The applicants asked the Court to determine the amount of compensation in respect of non-pecuniary damage. They also claimed 1,500 euros (EUR) and 100,000 Russian roubles (EUR 1,415 on the date of submission of the claims) in respect of the legal costs. 62. The Government submitted that no award in respect of non‐pecuniary damage should be made because there had been no violation of the applicants’ rights, and that the claim for costs was excessive. 63. The Court awards EUR 7,500 to each applicant in respect of non‐pecuniary damage and EUR 2,000 to the applicants jointly in respect of costs and expenses, plus any tax that may be chargeable. 64. The Court considers it appropriate that the default interest rate should be based on the marginal lending rate of the European Central Bank, to which should be added three percentage points.
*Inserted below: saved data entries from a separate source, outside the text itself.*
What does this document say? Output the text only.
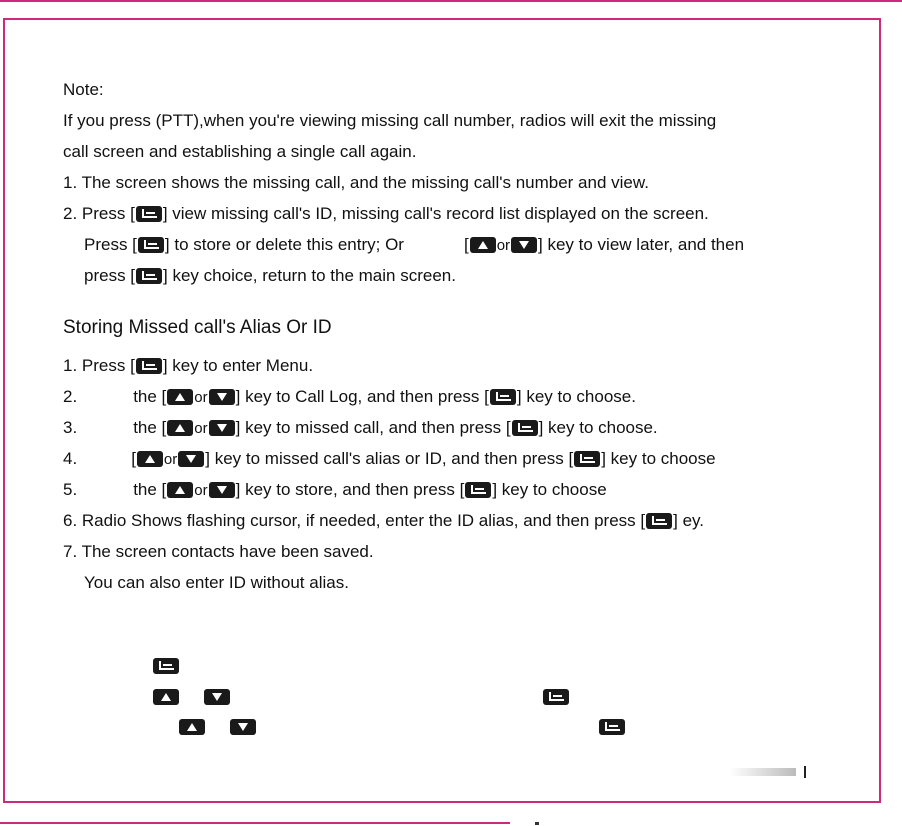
Note:
If you press (PTT),when you're viewing missing call number, radios will exit the missing
call screen and establishing a single call again.
1. The screen shows the missing call, and the missing call's number and view.
2. Press [ ] view missing call's ID, missing call's record list displayed on the screen.
Press [ ] to store or delete this entry; Or	[ or ] key to view later, and then
press [ ] key choice, return to the main screen.
Storing Missed call's Alias Or ID
1. Press [ ] key to enter Menu.
2.	the [ or ] key to Call Log, and then press [ ] key to choose.
3.	the [ or ] key to missed call, and then press [ ] key to choose.
4.	[ or ] key to missed call's alias or ID, and then press [ ] key to choose
5.	the [ or ] key to store, and then press [ ] key to choose
6. Radio Shows flashing cursor, if needed, enter the ID alias, and then press [ ] ey.
7. The screen contacts have been saved.
You can also enter ID without alias.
FOR THESE REASONS, THE COURT, UNANIMOUSLY,
(a) that the respondent State is to pay, within three months from the date on which the judgment becomes final in accordance with Article 44 § 2 of the Convention, the following amounts, to be converted into the currency of the respondent State at the rate applicable at the date of settlement:
(i) EUR 7,500 (seven thousand five hundred euros) to each applicant, plus any tax that may be chargeable, in respect of non-pecuniary damage;
(ii) EUR 2,000 (two thousand euros) to the applicants jointly, plus any tax that may be chargeable to them, in respect of costs and expenses;
(b) that from the expiry of the above-mentioned three months until settlement simple interest shall be payable on the above amounts at a rate equal to the marginal lending rate of the European Central Bank during the default period plus three percentage points;
Done in English, and notified in writing on 23 November 2021, pursuant to Rule 77 §§ 2 and 3 of the Rules of Court.